Laurene Powell Jobs discusses immigration, education in interview
Laurene Powell Jobs, widow of Apple cofounder Steve Jobs, sat down for a rare interview at the Code Conference on Wednesday to discuss philanthropic initiatives tied to her foundation, the Emerson Collective, immigration, education, the intersection of media and tech, and more.
Powell Jobs joined Sen. Kamala Harris (D-CA) onstage at Recode's annual event to speak with journalist Kara Swisher, who navigated a lively discussion mostly centered around immigration.
A hot button issue in the press, immigration is of particular concern to the technology industry, which relies on government initiatives like the H1-B visa program to attract and retain highly skilled workers. Those protections are in danger of liquidation as the Trump administration seeks ways to walk back Obama-era legislation, specifically the Development, Relief, and Education for Alien Minors (DREAM) Act and Deferred Action for Childhood Arrivals (DACA).
Children of undocumented immigrants, some of whom have been living in the United States for decades, are now at risk of deportation. Powell Jobs spoke at length about DACA, its impact on modern U.S. economics and society in general during Wednesday's event.
Powell Jobs first encountered discrepancies with the modern U.S. immigration system through students enrolled in College Track, a college prep organization she co-founded in 1997 to assist underserved students. High school students who were brought to America as small children often learn that they are undocumented when applying for federal funding and grants deemed necessary for moving on to higher education, she said, and because of their status are are not eligible for such financial benefits.
This "glitch in the system," as Powell Jobs referred to it, amounts to a "colossal waste" of human talent. She pushed legislators to adopt early versions of immigration reform, which ultimately culminated in initiatives like the DREAM Act, though existing policy is not enough.
Each year, there are still some 65,000 undocumented high school graduates who are capable of moving on to college and subsequently contributors to the workforce, she said. That could soon change, however, as shifting political winds put DACA in jeopardy.
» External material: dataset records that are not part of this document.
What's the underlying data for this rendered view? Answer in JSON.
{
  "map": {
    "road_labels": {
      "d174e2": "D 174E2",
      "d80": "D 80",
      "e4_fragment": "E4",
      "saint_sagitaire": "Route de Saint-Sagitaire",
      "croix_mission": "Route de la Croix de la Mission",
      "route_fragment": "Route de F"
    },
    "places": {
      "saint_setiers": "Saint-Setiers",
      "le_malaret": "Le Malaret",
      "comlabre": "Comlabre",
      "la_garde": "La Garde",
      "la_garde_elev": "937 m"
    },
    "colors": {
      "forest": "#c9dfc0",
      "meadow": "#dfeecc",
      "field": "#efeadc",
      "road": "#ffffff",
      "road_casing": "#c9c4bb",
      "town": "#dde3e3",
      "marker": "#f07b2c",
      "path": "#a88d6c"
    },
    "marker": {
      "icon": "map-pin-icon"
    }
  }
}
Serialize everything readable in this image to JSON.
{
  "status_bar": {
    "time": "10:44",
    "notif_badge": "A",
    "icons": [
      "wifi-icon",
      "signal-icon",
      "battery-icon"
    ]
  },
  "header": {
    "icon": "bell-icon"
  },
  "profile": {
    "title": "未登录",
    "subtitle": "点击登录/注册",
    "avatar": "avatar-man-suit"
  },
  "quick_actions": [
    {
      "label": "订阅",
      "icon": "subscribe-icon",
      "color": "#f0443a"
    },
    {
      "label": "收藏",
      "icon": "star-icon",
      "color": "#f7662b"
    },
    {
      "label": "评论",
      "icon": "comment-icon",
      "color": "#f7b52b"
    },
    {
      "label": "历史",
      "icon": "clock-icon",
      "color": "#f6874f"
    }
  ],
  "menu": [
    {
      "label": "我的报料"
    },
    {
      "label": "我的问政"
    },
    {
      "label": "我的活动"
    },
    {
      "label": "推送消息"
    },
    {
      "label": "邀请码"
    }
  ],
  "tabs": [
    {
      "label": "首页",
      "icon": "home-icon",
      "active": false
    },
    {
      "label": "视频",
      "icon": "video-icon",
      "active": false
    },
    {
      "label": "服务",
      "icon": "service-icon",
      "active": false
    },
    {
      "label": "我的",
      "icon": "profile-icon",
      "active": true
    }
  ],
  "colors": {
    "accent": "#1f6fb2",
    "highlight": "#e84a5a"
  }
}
Powell Jobs more recently discussed immigration with President Trump in a closed-door meeting. Acting as an informal advisor, she provided statistics touting the benefits of keeping programs like DACA in play, acting as a counterbalance to White House rhetoric.
"He asked some questions, and then he talked about having a 'huge heart for DREAMers, I don't want to deport the DREAMers.' I said that's really good, it would be really good for you to say that publicly as well so that other people can understand what your legislative priorities are," Powell Jobs said.
Trump responded by saying he believes he alone can pass meaningful immigration reform. Powell Jobs agreed that with the backing of both the U.S. House and the Senate, Trump could push policy through.
"So let's see it done in a humane and viable and thoughtful way," she said.
Beyond the immigration work being done through College Track, Powell Jobs' Emerson Collective backs a variety of educational initiatives including the XQ Project. Directly funded by the organization, XQ seeks to design "next-generation" high schools by tailoring classroom curricula to workforce needs.
"We have enormous talent and ingenuity and IQ dispersed throughout this world, we do not have equal opportunity dispersed throughout this world," Powell Jobs said in response to an audience question.
Structured as an LLC rather than a pure non-profit, the Emerson Collective can make grants and invest in for-profit ventures. That includes media startups.
Currently, the organization has investments in California Sunday, production company Anonymous Content, media firm MACRO, and media site OZY. Aside from propping up promising small businesses, the investments represent a strategic platform for Emerson Collective's narrative.
"It was obvious that if we could be part of the creation of cultural narrative, that would enhance and amplify the work that we're doing," Powell Jobs said. "These are early days for us, but that's the idea behind it. We want to inspire the kind of stories that we'd like to see told."
Swisher half jokingly asked if the Emerson Collective would be interested in New York Times, to which Powell Jobs asked, "Is it for sale?"
During a Q&A session, Joshua Topolsky of The Outline asked what media outlets can do to combat the dissemination of slanted news or malicious lies, presumably spread through online news sites or social media services. Surprisingly, Powell Jobs said the responsibility to cut through the noise ultimately rests on the shoulders of the tech community.
"How do we recognize this is happening and what are the next steps," she said. "I think people really need to think about how to get back to that place where we can acknowledge and recognize the same base of facts and truth, because we've lost it."